Israel is also a world leader in recycling water. It treats 86% of domestic wastewater for safe reuse in agriculture. This is 55% of the total water used for agriculture, far surpassing any other country. Spain is second after Israel, treating 17%, while the US recycles 1%.

Obviously, these treatment techniques cause water in Israel to be more expensive than current prices in SA. However, realistic pricing brings an interesting benefit beyond confidence of long-term sustainability. Farmers have an economic incentive for more efficient usage. Thus today, Israel has mostly stopped growing cotton or exporting oranges (an orange is 87% water).

Another major factor for water savings for Israel is the nearly universal use of one of Israel’s most famous inventions, drip irrigation. This cuts water use by up to half. While the world average use is less than 5%, 90% of Israeli farmers use drip irrigation. The use of a plastic emitter in drip irrigation was developed in Israel by Simcha Blass in the late 1950s and in 1966 Israel’s Netafim corporation developed the world’s first dripper. Netafim is active globally today and has a successful local factory and agricultural turnkey project company based in Kraaifontein in the Western Cape.

Yet another Israeli success is an integrated national plan for development and management of an adequate water supply. Israel, given its hugely complex geopolitical situation, sees a secure supply of water as no less than a national security issue. Eilon Adar, director of Ben-Gurion University’s Institute for Water Research, says: “You have to impose more limitations on water. Local consumers have to give up some of their rights.”

Success or failure on these water issues will directly impact peace in my region. In late 2013, Israel, the Palestinian Authority and Jordan signed a memorandum of understanding on water management. Part of the agreement is increasing water sales from Israel to the Palestinians. Earlier this year, Israel and Jordan reached an agreement to share water to be produced by a planned desalination plant in Aqaba, from which salty brines will be piped to our shared Dead Sea. In return for its portion of the desalinated water, Israel will double its sale of Sea of Galilee water to Jordan on the countries’ north border.
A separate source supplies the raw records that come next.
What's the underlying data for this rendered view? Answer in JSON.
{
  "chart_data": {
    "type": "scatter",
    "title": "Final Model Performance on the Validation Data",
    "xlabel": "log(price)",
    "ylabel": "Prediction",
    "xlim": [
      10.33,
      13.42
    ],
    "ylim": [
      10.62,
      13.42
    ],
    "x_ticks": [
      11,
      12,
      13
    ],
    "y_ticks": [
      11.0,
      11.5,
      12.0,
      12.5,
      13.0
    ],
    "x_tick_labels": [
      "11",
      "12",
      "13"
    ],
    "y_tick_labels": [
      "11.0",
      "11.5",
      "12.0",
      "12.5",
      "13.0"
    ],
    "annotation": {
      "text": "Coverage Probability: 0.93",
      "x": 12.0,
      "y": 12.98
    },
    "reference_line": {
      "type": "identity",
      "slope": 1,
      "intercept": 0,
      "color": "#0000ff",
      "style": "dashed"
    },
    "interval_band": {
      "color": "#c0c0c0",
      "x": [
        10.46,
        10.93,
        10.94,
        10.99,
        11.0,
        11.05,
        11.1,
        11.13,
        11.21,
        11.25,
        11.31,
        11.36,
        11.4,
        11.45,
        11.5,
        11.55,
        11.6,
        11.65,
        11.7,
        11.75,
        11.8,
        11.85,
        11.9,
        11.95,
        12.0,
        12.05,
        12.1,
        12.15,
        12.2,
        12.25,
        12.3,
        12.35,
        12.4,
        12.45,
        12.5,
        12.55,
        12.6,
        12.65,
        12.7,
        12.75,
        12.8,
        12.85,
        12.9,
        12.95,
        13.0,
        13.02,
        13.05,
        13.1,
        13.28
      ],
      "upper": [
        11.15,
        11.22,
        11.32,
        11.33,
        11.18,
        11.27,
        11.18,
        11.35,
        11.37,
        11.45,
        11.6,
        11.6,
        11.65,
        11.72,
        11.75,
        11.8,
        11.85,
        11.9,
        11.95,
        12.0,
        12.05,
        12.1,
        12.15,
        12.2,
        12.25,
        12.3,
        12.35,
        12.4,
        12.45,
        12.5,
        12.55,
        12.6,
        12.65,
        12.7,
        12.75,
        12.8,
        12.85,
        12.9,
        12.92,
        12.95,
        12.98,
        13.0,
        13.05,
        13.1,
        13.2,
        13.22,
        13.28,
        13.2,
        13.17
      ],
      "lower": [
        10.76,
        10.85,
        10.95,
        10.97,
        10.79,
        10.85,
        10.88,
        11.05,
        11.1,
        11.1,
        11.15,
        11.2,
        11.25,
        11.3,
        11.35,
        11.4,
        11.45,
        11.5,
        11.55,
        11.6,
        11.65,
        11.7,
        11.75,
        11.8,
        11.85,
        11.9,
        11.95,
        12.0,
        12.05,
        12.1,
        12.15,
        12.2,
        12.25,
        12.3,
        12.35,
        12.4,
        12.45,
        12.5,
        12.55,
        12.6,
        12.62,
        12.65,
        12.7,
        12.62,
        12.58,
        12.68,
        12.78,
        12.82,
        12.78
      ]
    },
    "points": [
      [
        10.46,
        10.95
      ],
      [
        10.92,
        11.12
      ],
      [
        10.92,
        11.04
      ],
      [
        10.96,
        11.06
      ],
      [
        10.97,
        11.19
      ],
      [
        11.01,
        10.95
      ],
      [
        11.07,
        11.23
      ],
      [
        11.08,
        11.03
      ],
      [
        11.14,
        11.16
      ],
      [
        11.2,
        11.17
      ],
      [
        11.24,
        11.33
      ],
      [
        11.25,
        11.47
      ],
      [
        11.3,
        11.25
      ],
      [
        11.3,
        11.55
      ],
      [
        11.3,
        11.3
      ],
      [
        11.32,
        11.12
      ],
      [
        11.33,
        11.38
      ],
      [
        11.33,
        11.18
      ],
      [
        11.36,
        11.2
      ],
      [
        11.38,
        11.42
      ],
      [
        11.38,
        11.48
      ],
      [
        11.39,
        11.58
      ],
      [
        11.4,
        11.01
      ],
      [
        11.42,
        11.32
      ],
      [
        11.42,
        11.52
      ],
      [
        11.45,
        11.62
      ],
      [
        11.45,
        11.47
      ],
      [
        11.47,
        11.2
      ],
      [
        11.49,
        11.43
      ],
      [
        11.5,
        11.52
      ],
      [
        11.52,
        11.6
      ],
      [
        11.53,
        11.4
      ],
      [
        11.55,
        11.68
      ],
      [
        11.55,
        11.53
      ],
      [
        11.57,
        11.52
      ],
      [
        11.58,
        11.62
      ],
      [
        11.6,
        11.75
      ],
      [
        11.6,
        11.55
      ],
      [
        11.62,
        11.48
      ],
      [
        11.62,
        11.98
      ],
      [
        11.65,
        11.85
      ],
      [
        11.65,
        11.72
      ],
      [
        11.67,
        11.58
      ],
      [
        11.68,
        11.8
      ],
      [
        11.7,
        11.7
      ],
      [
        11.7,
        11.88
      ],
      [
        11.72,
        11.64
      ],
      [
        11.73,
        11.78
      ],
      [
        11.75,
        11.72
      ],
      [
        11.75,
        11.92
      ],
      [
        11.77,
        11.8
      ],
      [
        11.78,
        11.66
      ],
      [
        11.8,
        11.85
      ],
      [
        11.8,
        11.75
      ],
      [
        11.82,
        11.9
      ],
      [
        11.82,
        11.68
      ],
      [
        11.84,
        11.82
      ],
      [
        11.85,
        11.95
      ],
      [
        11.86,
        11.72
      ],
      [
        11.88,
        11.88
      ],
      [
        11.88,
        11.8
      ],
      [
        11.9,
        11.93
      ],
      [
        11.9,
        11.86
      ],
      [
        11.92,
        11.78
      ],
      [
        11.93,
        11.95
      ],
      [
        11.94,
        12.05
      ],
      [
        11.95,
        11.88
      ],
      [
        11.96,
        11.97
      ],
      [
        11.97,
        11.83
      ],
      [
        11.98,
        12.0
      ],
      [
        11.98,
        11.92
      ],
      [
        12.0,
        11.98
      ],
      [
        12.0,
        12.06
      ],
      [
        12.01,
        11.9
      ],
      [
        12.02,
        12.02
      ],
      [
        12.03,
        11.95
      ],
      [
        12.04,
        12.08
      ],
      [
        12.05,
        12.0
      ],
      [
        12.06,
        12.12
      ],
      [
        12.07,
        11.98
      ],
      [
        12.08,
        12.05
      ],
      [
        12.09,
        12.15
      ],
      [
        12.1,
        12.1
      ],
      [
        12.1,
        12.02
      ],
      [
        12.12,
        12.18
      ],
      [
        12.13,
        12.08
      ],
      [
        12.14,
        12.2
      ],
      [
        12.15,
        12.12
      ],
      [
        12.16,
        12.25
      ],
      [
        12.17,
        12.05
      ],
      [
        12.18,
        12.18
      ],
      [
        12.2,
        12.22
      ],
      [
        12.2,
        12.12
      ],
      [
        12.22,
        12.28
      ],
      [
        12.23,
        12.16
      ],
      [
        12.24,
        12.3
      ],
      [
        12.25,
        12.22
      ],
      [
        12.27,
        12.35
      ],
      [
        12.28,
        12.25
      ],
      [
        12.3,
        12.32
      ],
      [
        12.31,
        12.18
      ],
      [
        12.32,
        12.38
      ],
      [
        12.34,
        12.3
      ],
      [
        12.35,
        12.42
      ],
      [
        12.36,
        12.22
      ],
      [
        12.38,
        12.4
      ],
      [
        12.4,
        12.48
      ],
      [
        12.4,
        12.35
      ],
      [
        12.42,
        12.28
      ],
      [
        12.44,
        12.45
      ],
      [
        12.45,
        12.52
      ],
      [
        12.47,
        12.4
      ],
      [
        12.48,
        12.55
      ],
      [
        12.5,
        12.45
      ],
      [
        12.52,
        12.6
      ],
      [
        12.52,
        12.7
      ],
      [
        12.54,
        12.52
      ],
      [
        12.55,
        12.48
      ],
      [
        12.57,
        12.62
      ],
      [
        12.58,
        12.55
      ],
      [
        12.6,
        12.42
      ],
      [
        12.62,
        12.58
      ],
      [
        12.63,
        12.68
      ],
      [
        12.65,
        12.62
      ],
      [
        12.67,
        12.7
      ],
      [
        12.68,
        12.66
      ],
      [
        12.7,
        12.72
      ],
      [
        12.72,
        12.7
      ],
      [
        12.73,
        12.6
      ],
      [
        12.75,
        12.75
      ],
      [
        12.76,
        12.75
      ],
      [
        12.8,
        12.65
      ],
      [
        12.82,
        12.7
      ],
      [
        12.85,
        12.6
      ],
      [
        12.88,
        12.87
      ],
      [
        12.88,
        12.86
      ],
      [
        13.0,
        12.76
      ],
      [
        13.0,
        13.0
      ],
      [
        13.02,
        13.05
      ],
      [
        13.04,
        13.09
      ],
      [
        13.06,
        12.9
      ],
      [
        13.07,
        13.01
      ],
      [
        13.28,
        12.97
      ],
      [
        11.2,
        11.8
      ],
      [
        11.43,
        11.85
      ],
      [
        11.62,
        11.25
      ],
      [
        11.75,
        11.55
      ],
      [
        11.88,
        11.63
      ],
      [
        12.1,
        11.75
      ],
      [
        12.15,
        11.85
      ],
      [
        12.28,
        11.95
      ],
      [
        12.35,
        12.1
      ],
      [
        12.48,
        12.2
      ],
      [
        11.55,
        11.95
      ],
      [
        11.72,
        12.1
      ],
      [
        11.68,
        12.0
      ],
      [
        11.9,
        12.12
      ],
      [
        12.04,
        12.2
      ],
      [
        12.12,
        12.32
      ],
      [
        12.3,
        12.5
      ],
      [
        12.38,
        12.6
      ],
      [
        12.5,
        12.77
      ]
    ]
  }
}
Leading Israeli water management companies continue to share our innovation and experiences around the world and have shown interest in offering assistance here in South Africa. An impressive number of South African officials and business leaders visited Israel last month to take part in Israel’s famous WATEC conference and exhibition in Tel Aviv to learn more about the real potential for co-operation. This conversation between officials and the business communities of our two countries needs to be developed and deepened – it is in South Africa’s national interest.

* Arthur Lenk is ambassador of Israel to South Africa.